Illustration: EFF

L’EFF s’alarme de la proposition Manifest V3 de Google

L’Electronic Frontier Foundation, l’une des organisations les plus anciennes et les plus respectées de protection de la vie privé et des droits numériques, s’alarme de la proposition Manifest V3 de Google.

Il s’agit d’un ensemble de règles du navigateur Chrome pour les extensions, qui, pour l’EFF, vont nuire à la vie privée, la sécurité et l’innovation.

Or, les extensions compatibles avec son prédécesseur, Manifest V2, ne seront plus acceptées par le magasin virtuel Chrome Web Store dès janvier prochain, et ne fonctionneront plus dès janvier 2023.

Cela fait plus de deux ans que Google a dévoilé Manifest V3, présenté comme une amélioration de la sécurité, de la protection de la vie privée et des performances, et promis de tenir compte des retours.

L’EFF n’est pas la seule organisation à critiquer la proposition, tout comme l’absence totale de coopération de Google : les groupes Chromium extensions Google et W3C WebExtensions Community dénoncent l’incompatibilité de Manifest V3 avec leurs extensions, une documentation inepte et une incertitude quant aux nombreuses fonctionnalités liées à Manifest V2, qui sont manquantes dans Manifest V3.

Or Google possède près de 66 % de parts du marché des navigateurs, et nombre d’autres éditeurs, à cause des changements réguliers de Chromium dans le seul but de rendre les navigateurs de la concurrence incompatibles, n’ont eu d’autres choix que de s’aligner en adoptant Chromium comme fondation de leurs navigateurs.
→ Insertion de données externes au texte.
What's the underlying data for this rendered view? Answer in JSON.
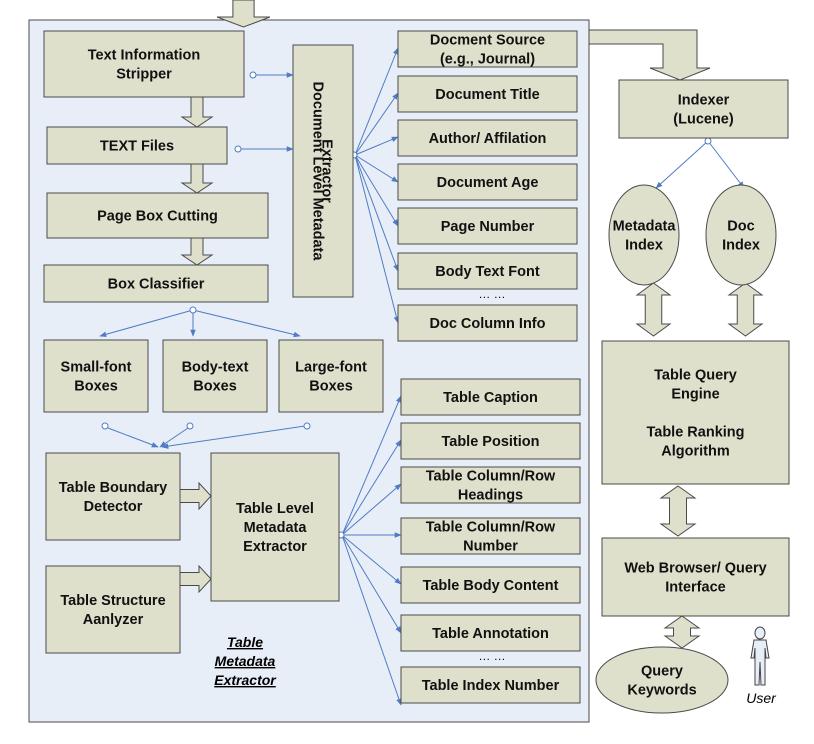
{
  "colors": {
    "box_fill": "#dfe0cc",
    "container_fill": "#e8eef7",
    "connector": "#4f7cc4",
    "border": "#4a4a4a"
  },
  "nodes": {
    "stripper": {
      "lines": [
        "Text Information",
        "Stripper"
      ]
    },
    "text_files": {
      "lines": [
        "TEXT Files"
      ]
    },
    "page_box": {
      "lines": [
        "Page Box Cutting"
      ]
    },
    "classifier": {
      "lines": [
        "Box Classifier"
      ]
    },
    "small_font": {
      "lines": [
        "Small-font",
        "Boxes"
      ]
    },
    "body_text": {
      "lines": [
        "Body-text",
        "Boxes"
      ]
    },
    "large_font": {
      "lines": [
        "Large-font",
        "Boxes"
      ]
    },
    "boundary": {
      "lines": [
        "Table Boundary",
        "Detector"
      ]
    },
    "structure": {
      "lines": [
        "Table Structure",
        "Aanlyzer"
      ]
    },
    "table_extractor": {
      "lines": [
        "Table Level",
        "Metadata",
        "Extractor"
      ]
    },
    "doc_extractor": {
      "lines": [
        "Document Level Metadata",
        "Extractor"
      ]
    },
    "doc_source": {
      "lines": [
        "Docment Source",
        "(e.g., Journal)"
      ]
    },
    "doc_title": {
      "lines": [
        "Document Title"
      ]
    },
    "author": {
      "lines": [
        "Author/ Affilation"
      ]
    },
    "doc_age": {
      "lines": [
        "Document Age"
      ]
    },
    "page_number": {
      "lines": [
        "Page Number"
      ]
    },
    "body_font": {
      "lines": [
        "Body Text Font"
      ]
    },
    "doc_column": {
      "lines": [
        "Doc Column Info"
      ]
    },
    "t_caption": {
      "lines": [
        "Table Caption"
      ]
    },
    "t_position": {
      "lines": [
        "Table Position"
      ]
    },
    "t_headings": {
      "lines": [
        "Table Column/Row",
        "Headings"
      ]
    },
    "t_number": {
      "lines": [
        "Table Column/Row",
        "Number"
      ]
    },
    "t_body": {
      "lines": [
        "Table Body Content"
      ]
    },
    "t_annotation": {
      "lines": [
        "Table Annotation"
      ]
    },
    "t_index": {
      "lines": [
        "Table Index Number"
      ]
    },
    "indexer": {
      "lines": [
        "Indexer",
        "(Lucene)"
      ]
    },
    "meta_index": {
      "lines": [
        "Metadata",
        "Index"
      ]
    },
    "doc_index": {
      "lines": [
        "Doc",
        "Index"
      ]
    },
    "engine": {
      "lines": [
        "Table Query",
        "Engine",
        "",
        "Table Ranking",
        "Algorithm"
      ]
    },
    "browser": {
      "lines": [
        "Web Browser/ Query",
        "Interface"
      ]
    },
    "keywords": {
      "lines": [
        "Query",
        "Keywords"
      ]
    }
  },
  "ellipsis_doc": "… …",
  "ellipsis_table": "… …",
  "container_label": [
    "Table",
    "Metadata",
    "Extractor"
  ],
  "user_label": "User",
  "user_icon": "person-icon"
}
C’est le cas notamment de Microsoft, qui, après avoir lancé Edge avec une base de code source entièrement refondue, a tout abandonné pour baser la deuxième itération d’Edge sur Chromium.

L’EFF accuse frontalement Google d’hypcrisie : son adhésion au groupe W3C WebExtensions Community serait un simulacre de coopération, et Manifest V3 violerait la charte de ce dernier, basée sur la compatibilité, les performances, la facilité de maintenance, et l’utilisateur en tête.

Avec Manifest V2, les extensions pouvaient lancer soit des événements éphémères, soit travailler en tâche de fonds tant que le navigateur reste ouvert.

Le choix disparaît avec Manifest V3, avec des « travailleurs de services » qui n’ont même plus accès aux interfaces de programmation (API) de sites. D’après l’EFF, ce qui fonctionne pour des sites web ne fonctionne pas pour des extensions.

Aujourd’hui, une extension peut aller contre l’intention des développeurs de navigateurs, par exemple en bloquant les pisteurs, outils primordiaux de violation de la vie privée des internautes. Ce ne sera plus possible avec Manifest V3.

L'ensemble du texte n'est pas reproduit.